Adapazarı halkı olarak gezdiğimiz yerlerdeki olumsuzlukları görebiliyor muyuz? Peki gördüğümüz olumsuzlukları ilgili yerlere bildiriyor muyuz? Aslında bu hem bir hak, hem de vatandaşlık görevidir. Nedense bu hakkı kullanmıyor ve görevimizi pek yerine getiremiyoruz.

Sizde hak verirsiniz ki, her yerde bulunmam mümkün değil. Her şeyi oralarda yaşayanlar kadarda göremeyebilirim. Bunun için sizlerin bana gördüklerinizi varsa şikayetlerinizi yazmanızı istiyorum.
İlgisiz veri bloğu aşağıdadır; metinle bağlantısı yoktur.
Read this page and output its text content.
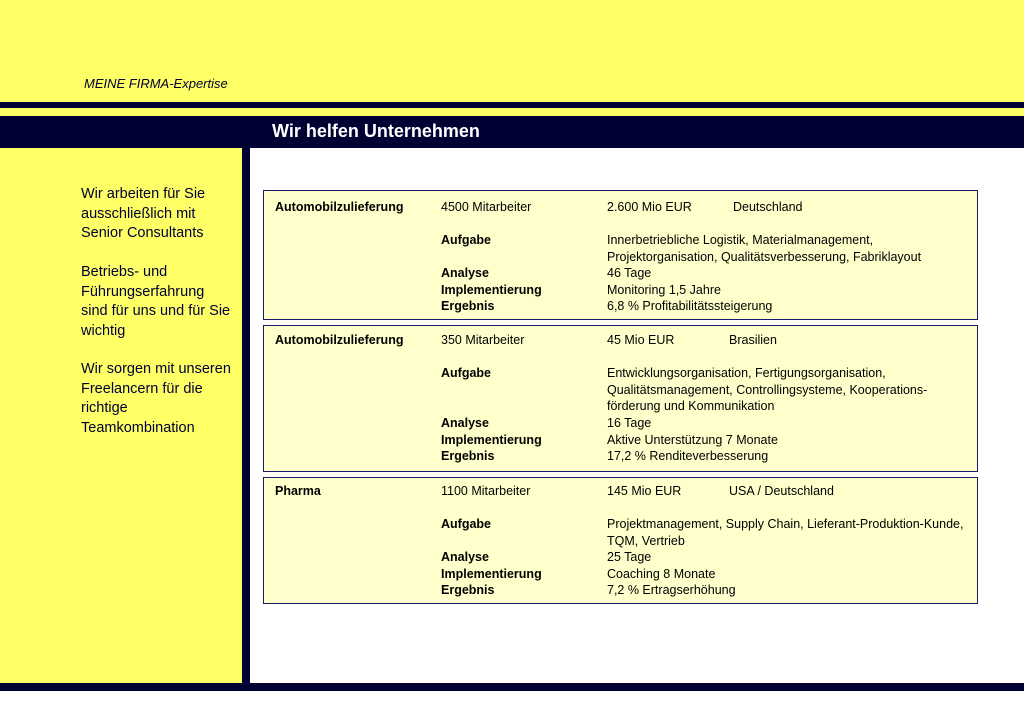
MEINE FIRMA-Expertise
Wir helfen Unternehmen
Wir arbeiten für Sie ausschließlich mit Senior Consultants
Betriebs- und Führungserfahrung sind für uns und für Sie wichtig
Wir sorgen mit unseren Freelancern für die richtige Teamkombination
Automobilzulieferung	4500 Mitarbeiter	2.600 Mio EUR	Deutschland
Aufgabe	Innerbetriebliche Logistik, Materialmanagement, Projektorganisation, Qualitätsverbesserung, Fabriklayout
Analyse	46 Tage
Implementierung	Monitoring 1,5 Jahre
Ergebnis	6,8 % Profitabilitätssteigerung
Automobilzulieferung	350 Mitarbeiter	45 Mio EUR	Brasilien
Aufgabe	Entwicklungsorganisation, Fertigungsorganisation, Qualitätsmanagement, Controllingsysteme, Kooperations-förderung und Kommunikation
Analyse	16 Tage
Implementierung	Aktive Unterstützung 7 Monate
Ergebnis	17,2 % Renditeverbesserung
Pharma	1100 Mitarbeiter	145 Mio EUR	USA / Deutschland
Aufgabe	Projektmanagement, Supply Chain, Lieferant-Produktion-Kunde, TQM, Vertrieb
Analyse	25 Tage
Implementierung	Coaching 8 Monate
Ergebnis	7,2 % Ertragserhöhung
Akıncılar Mahallesi Berber ve 15 numaralı Sokaklardaki bir çok ev yollar kilitli parke taşla kaplandıktan sonra diğer mahalle ve sokaklarda olduğu gibi adeta gömülmüşlerdi. Hele Berber Sokaktaki arkadaşım, şu an kanserle boğuşan Recep Coşgun’un evini bir görseniz. İki büklüm eğilmeden eve girmek çıkmak mümkün değil. Orda çok kişi kafasını kapı kasasının üstüne vurmuştu. Ya engelliler ne yapsın? Bunu düşünen var mı? Benim gibi bir engellinin arkadaşını ziyaret etme hakkı olamaz mı? Olmuyor işte. Ona misafirliğe gittiğimde kapısının önünde dışarıda oturuyoruz. Ramazanda iftara çağırıyordu, iftarımızı sırf bu yüzden sokakta yapıyorduk inanın. Deprem öncesi evinin kapısı yolla bir hizadaydı. Rahatlıkla evine girip çıkabiliyordum. Deprem sonrasında yapılan yollar yükselince artık ona çok ender ziyarete gidiyorum.  Bu yüzden her yol yapılışında deprem öncesinde de asfalt üstüne asfalt atılmasını da bildiğim için gömülme korkusuna kapılıyorum. Gidin bakın birçok yerde bahçeler en az yarım metre aşağıdadır. Bu ilkellik değimlidir? Her yol yapımında evlerimizi yıkıp yeni ev mi yapacağız? Maalesef geçmiş Belediye Başkanlarının işgüzâr tutumları yüzünden Adapazarı bu hale geldi. Deprem bu açıdan yeni bir başlangıç fırsatı verdi. Orda da bütün çalışmalar düşünülüp yapılmadığı için bu fırsat kaçtı. Biz yapboz oyununu icat etmedik ama yapbozu çok seviyoruz. Bakkallar durağından Yeni Cami yönüne giderken sağ taraftaki kaldırımlara dikkat ettiniz mi? Ben engelli olarak kaldırımları kullanamıyorum. Kiminde iniş rampası yok. Kiminde kaldırım taşları paramparça. Sözün gelişi “beni boş verin diyelim” de oranın esnafı bu görüntüden nasıl rahatsız olmazlar anlamıyorum. Ben Akıncılar Mahallesinde oturuyorum. Yeni Cami’den Bakkallar yönüne gidişte ışıklardan karşıya geçmek daha kolay ve daha güvenli. Fakat sözünü ettiğim kaldırımların bu hali nedeniyle ters yol aldığım için trafikte tehlikelerle karşılaşıyorum. O zaman bu kaldırımlar neden var?